Credit the Legislature’s Republican-controlled budget committee for keeping two vital road projects on pace in south-central Wisconsin: the reconstruction of Highway 151 (Verona Road) south of Madison’s Beltline, and the expansion of Interstate 39-90 from Madison to Beloit.
Unfortunately, top GOP lawmakers agreed to borrow more than $400 million over the next two years to help make that happen. And they cut $79 million for state highway rehabilitation while delaying some big projects in southeastern Wisconsin.
Overall, the state’s road system — already one of the worst in the nation — is expected to further deteriorate under this state budget, according to state Department of Transportation predictions last year that were based on status quo funding.
Gov. Scott Walker is the main impediment to better roads. He has refused to raise the state gas tax or vehicle registration fee, even though they’ve been flat for the last decade. He also has ignored suggestions from his own DOT for modernizing the state’s revenue stream to reflect changing technology.
The closest the budget committee came last week to trying to fix an ongoing funding gap between transportation needs and stalled revenue is a $2.5 million study of open-road tolling on major highways, and higher fees on hybrid and electric vehicles.

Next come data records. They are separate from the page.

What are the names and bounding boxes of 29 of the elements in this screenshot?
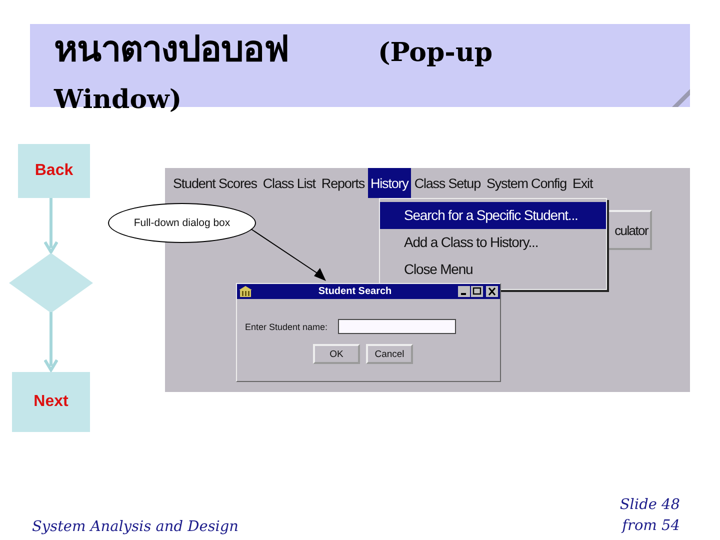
- minimize-icon[interactable]: [458, 286, 470, 297]
- menu-item[interactable]: Class Setup: [411, 168, 484, 198]
- course-name: System Analysis and Design: [32, 519, 239, 535]
- menu-item[interactable]: History: [368, 168, 412, 198]
- slide-title: หนาตางปอบอฟ (Pop-up Window): [54, 28, 494, 117]
- page-fold-icon: [672, 89, 690, 107]
- input-field[interactable]: [338, 319, 456, 334]
- dialog-button[interactable]: OK: [313, 344, 360, 364]
- dialog-button[interactable]: Cancel: [366, 344, 413, 364]
- callout-bubble: Full-down dialog box: [108, 203, 256, 243]
- menu-item[interactable]: Exit: [569, 168, 596, 198]
- app-button[interactable]: culator: [608, 210, 652, 250]
- maximize-icon[interactable]: [471, 286, 483, 297]
- flowchart-box[interactable]: Back: [18, 144, 90, 198]
- menu-item[interactable]: Search for a Specific Student...: [380, 202, 606, 229]
- close-icon[interactable]: [486, 286, 498, 297]
- slide-number: Slide 48 from 54: [618, 496, 680, 536]
- menu-item[interactable]: Close Menu: [380, 256, 606, 283]
- flowchart-box[interactable]: Next: [12, 372, 90, 432]
- menu-item[interactable]: System Config: [484, 168, 570, 198]
- flow-arrow: [44, 312, 58, 372]
- menu-item[interactable]: Student Scores: [170, 168, 260, 198]
- field-label: Enter Student name:: [245, 322, 328, 332]
- dialog-title: Student Search: [317, 286, 393, 297]
- menu-item[interactable]: Class List: [260, 168, 318, 198]
- menu-item[interactable]: Add a Class to History...: [380, 229, 606, 256]
- building-icon: [239, 286, 252, 297]
- flow-arrow: [44, 198, 58, 254]
- menu-item[interactable]: Reports: [318, 168, 368, 198]
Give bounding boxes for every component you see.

Tolling the interstates could bring in tens of billions of dollars over time for better roads, with more money coming from Illinois tourists and over-the-road trucks.
But for the next two years, Republican lawmakers are planning — yet again, and largely at the governor’s direction — to punt the state’s transportation funding shortfall into the future.
Attracting lots of attention is a higher state fee on hybrid and electric vehicles. Republicans on the budget committee voted last week to double the state charge on hybrid vehicles from $75 to $150, and to increase the fee on electric vehicles from $75 to $175. The state fee for cars that run solely on gasoline would stay at $75.
The higher fees on battery-powered vehicles, which run partly or entirely on electricity, would bring in just $8.4 million over 18 months, under the budget committee’s plan. The new revenue would come from a few thousand electric vehicles and about 70,000 hybrids that tend to be more popular in urban counties.
Some critics say the new fee is targeted at liberal Madison and Milwaukee, where hybrid and electric vehicles are popular. But the county with the third highest concentration of such cars is conservative Waukesha County.
Moreover, the DOT projects that, over the next decade, the number of electric vehicles will increase to 200,000, while hybrids will jump to 140,000. That would bring in more than $30 million a year from the higher fees, but it also would further erode state gas tax revenue.
So overall, the Republican-run Legislature hasn’t come close to fixing its chronic road funding problem. The governor has decided the political advantage of saying “no” to any new taxes or fees affecting most drivers is better than properly maintaining a modern road system for our economy.
The transportation budget heading to the governor’s desk once again dodges fiscal responsibility in favor of political expediency.